Mainstream media reports notwithstanding, the Allen West-Patrick Murphy race is far from over, according to a volunteer lawyer with the campaign. Voting irregularities abound in what has shaped up to be one of the most hotly contested congressional races of the 2012 campaign.

On Sunday, the West campaign saw a net gain of 535 votes for Congressman West in a re-feed of early ballots in St. Lucie County, roughly 43.5% of the total ballots cast in the conservative Florida county.

“That's only two votes shy of the number of votes that President George W. Bush won the American presidency with in 2000,” said Jeffrey Scott Shapiro, a volunteer lawyer for the West campaign. Over 800 votes went “missing” in Sunday’s count and of those 800, eighty percent of them had previously gone to West’s challenger, Patrick Murphy. The West campaign likes those odds.

On Saturday, Florida had released an unofficial result showing Murphy with a lead of 2,442 votes, or 50.4 percent—a narrow lead which makes his count just beyond the half-percent margin mandated for an automatic recount.

"We only need another 249 votes to trigger a statutory recount of the total of hundreds of thousands of votes cast in this race,” Shapiro explained.  “For the media to suggest Allen West has already lost this race is not only irresponsible, it's untrue. The media needs to stop projecting what it wants to happen and start reporting the facts of what is actually happening."
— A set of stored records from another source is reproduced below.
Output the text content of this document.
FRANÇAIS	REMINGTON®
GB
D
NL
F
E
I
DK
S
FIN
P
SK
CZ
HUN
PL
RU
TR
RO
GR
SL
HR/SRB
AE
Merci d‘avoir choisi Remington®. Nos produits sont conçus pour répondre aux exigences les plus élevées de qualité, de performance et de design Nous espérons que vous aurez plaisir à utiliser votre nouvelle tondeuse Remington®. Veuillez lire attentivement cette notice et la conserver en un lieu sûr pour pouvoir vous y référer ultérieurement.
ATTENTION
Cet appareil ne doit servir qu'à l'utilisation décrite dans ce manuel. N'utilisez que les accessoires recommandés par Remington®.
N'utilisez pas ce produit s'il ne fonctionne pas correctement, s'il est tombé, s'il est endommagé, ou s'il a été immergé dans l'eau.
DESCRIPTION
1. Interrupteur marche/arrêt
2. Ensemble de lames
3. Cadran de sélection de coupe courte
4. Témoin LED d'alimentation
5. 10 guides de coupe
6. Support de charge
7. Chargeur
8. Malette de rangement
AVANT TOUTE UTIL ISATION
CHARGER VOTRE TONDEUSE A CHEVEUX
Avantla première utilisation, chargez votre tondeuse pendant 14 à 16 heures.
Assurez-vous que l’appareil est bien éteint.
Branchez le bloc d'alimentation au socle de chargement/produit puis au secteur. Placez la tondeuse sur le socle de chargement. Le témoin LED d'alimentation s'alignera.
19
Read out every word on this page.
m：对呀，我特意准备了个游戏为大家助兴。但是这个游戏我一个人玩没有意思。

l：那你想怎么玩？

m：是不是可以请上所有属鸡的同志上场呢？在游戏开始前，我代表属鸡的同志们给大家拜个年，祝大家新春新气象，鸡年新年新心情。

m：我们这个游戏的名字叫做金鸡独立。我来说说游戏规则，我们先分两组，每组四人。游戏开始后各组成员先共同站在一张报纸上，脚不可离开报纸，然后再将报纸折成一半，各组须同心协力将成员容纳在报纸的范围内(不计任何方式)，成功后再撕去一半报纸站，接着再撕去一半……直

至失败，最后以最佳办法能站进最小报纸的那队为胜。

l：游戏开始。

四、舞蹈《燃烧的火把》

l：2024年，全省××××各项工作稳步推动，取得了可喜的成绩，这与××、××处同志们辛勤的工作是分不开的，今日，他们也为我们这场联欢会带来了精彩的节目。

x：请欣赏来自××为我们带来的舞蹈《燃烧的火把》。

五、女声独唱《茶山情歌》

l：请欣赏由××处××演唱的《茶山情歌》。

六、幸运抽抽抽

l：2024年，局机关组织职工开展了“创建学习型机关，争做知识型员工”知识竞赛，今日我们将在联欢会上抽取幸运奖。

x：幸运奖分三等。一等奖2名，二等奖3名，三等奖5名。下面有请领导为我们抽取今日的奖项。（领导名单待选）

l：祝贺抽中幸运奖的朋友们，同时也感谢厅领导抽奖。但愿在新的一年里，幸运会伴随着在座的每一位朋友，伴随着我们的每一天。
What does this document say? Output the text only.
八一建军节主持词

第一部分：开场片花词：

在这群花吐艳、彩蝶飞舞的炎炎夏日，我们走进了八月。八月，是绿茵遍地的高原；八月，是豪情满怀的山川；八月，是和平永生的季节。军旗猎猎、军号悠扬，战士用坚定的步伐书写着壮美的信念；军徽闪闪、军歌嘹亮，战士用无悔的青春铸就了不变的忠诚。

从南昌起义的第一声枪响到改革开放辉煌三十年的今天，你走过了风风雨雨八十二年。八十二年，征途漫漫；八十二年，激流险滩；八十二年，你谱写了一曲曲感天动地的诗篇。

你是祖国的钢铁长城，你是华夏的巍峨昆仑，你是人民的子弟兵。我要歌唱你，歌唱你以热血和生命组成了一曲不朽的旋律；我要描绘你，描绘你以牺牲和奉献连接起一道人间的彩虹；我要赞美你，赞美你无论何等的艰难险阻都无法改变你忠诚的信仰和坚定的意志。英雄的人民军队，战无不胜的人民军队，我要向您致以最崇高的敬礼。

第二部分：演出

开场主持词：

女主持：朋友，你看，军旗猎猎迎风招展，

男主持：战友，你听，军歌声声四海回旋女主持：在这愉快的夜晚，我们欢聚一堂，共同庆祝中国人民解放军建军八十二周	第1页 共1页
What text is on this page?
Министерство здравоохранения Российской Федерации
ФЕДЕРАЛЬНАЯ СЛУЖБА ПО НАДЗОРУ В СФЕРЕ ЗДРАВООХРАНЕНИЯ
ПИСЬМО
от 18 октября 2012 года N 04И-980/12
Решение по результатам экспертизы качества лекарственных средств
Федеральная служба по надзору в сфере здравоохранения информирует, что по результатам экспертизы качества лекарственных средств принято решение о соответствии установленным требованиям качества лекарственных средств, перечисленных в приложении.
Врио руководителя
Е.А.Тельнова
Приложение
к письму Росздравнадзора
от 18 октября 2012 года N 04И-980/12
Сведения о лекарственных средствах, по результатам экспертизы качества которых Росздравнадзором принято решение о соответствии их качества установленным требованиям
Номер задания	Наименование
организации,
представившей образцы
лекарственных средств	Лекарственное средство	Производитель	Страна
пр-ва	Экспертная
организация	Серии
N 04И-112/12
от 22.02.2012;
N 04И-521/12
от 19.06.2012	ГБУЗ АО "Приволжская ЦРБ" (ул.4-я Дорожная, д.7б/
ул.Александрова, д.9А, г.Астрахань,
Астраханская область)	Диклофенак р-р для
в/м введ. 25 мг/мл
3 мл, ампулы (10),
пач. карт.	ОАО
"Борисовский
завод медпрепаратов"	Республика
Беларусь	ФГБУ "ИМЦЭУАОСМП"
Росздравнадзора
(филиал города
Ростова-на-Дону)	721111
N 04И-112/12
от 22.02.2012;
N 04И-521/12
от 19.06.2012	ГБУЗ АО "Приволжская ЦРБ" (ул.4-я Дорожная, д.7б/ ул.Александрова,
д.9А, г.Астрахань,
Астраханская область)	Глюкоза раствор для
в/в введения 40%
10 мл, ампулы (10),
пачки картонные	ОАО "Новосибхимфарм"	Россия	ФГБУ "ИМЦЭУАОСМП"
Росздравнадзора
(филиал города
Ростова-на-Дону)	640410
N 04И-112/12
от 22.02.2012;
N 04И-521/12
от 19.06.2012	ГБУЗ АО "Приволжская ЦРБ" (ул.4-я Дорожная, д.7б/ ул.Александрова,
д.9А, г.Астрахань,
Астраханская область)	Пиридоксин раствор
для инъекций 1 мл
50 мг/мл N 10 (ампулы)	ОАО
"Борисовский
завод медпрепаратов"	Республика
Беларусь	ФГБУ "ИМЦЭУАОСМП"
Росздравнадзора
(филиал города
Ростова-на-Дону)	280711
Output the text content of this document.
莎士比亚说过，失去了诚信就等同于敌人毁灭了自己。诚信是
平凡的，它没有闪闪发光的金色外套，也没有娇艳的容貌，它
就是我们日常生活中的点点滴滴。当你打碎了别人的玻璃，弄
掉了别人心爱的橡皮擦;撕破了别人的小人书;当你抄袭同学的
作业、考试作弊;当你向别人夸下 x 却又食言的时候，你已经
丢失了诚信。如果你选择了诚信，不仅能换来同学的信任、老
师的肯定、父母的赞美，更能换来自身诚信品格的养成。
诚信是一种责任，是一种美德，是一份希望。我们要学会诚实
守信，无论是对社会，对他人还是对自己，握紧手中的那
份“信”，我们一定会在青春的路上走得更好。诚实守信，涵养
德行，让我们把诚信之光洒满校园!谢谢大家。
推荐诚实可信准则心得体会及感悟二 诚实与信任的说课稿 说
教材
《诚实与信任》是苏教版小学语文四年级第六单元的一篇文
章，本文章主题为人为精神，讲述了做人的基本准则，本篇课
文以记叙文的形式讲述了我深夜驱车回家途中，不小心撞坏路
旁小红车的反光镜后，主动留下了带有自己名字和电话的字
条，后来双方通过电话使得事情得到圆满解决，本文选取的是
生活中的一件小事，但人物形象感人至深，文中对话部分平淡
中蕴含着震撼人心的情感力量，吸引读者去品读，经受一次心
"I wouldn't be surprised if a statutory recount shifted the final numbers," he added. "We only recounted the early vote portion for three days in one county today, which was about five percent of the total votes cast in this race. The numbers shifted in the hundreds when we're only about 1,800 votes behind to win. More important than victory however, is democracy. Everyone deserves to have their voice heard and their vote counted. Something is fundamentally flawed with the media when it creates the impression that recounting the votes is unnecessary."

Shapiro doubts that the canvassing board in St. Lucie County is doing its due diligence.

"The Canvassing Board in St. Lucie County misled the public," he said. "They said they would recount all 37,379 early votes, but instead they only recounted 16,275 early votes from November 1, 2 and 3rd. Still, out of the 43.5 percent of early votes they recounted we picked up a net gain 535 votes. If they recounted the remaining 56.5 percent, there's very little question we'd pick up the 249 we need to trigger a statutory recount."

"I never experienced these kind of obstructionist tactics and hostility when I was serving on John Kerry's presidential election team in 2004," Shapiro added. “I was impressed with the system despite its flaws, but I'm starting to realize that there's a big difference when you're a member of the same party as the supervisor of elections than when you're with the opposition. What I've seen these past few days has caused me to lose some faith and confidence in the integrity of the democratic process."

The race was the country’s most expensive House contest, with over $21 million raised. West is among the most prolific fundraisers in Congress.